Шрифт:
Закладка:
Награждая себя поносными словами, Даниил Иванович не услышал торопливых шагов за спиной, но, почувствовав чье-то разгоряченное дыхание, сделал шаг влево и в сторону… Нож, направленный под лопатку, прошел вдоль груди, слегка поцарапав золотое шитье на ферязи.

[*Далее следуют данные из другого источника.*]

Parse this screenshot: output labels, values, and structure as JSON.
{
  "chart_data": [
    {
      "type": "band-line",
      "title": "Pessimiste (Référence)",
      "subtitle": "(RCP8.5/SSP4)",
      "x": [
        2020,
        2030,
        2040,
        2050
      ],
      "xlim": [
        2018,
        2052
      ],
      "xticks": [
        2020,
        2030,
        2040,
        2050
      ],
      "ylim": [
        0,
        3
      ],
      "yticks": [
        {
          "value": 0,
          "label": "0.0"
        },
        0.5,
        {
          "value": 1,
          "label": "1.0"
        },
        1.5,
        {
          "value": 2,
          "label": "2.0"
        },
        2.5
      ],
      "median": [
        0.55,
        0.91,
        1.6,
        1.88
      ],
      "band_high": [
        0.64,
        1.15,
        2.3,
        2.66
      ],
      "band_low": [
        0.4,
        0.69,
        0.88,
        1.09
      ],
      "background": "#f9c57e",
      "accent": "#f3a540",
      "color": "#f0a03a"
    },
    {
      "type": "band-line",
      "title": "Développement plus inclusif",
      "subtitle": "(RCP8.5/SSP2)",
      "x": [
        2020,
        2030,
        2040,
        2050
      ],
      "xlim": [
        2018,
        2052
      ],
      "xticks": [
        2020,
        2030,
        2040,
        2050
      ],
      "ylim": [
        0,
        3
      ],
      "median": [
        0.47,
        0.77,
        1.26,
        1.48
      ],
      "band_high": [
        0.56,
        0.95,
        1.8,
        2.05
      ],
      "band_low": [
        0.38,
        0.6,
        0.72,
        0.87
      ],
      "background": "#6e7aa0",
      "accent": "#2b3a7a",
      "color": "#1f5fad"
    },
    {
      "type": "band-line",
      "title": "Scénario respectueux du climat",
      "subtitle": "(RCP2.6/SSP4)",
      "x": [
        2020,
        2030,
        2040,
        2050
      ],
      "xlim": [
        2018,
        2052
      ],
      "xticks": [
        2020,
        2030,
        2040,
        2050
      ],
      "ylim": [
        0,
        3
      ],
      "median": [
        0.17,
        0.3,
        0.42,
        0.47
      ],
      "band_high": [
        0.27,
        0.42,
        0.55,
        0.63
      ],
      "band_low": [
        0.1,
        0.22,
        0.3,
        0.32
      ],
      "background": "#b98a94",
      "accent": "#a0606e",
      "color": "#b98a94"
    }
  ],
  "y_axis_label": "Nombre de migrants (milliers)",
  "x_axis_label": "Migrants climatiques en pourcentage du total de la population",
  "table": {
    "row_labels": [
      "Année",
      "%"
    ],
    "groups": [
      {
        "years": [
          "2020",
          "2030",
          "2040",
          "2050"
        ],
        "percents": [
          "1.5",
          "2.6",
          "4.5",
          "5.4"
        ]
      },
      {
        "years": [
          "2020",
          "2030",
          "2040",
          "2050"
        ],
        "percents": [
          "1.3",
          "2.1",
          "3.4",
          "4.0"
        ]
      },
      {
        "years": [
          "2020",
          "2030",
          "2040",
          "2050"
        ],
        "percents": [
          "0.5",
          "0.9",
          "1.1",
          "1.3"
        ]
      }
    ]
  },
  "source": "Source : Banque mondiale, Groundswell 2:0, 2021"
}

А будь на нем один охабень – прорезал бы до груди!
Служилый князь в десятом поколении не стал звать на помощь (да и некогда!), перехватил руку злодея, прижал ее к туловищу, а потом въехал лбом в переносицу. Удар не княжеский, зато вор выронил нож. Отбросив нападавшего в сторону и для верности пнув его ногой в висок, князь собрался перевести дух, но не тут-то было – от калитки к нему бежало еще двое мужиков с ножами, одетые в монашеские рясы.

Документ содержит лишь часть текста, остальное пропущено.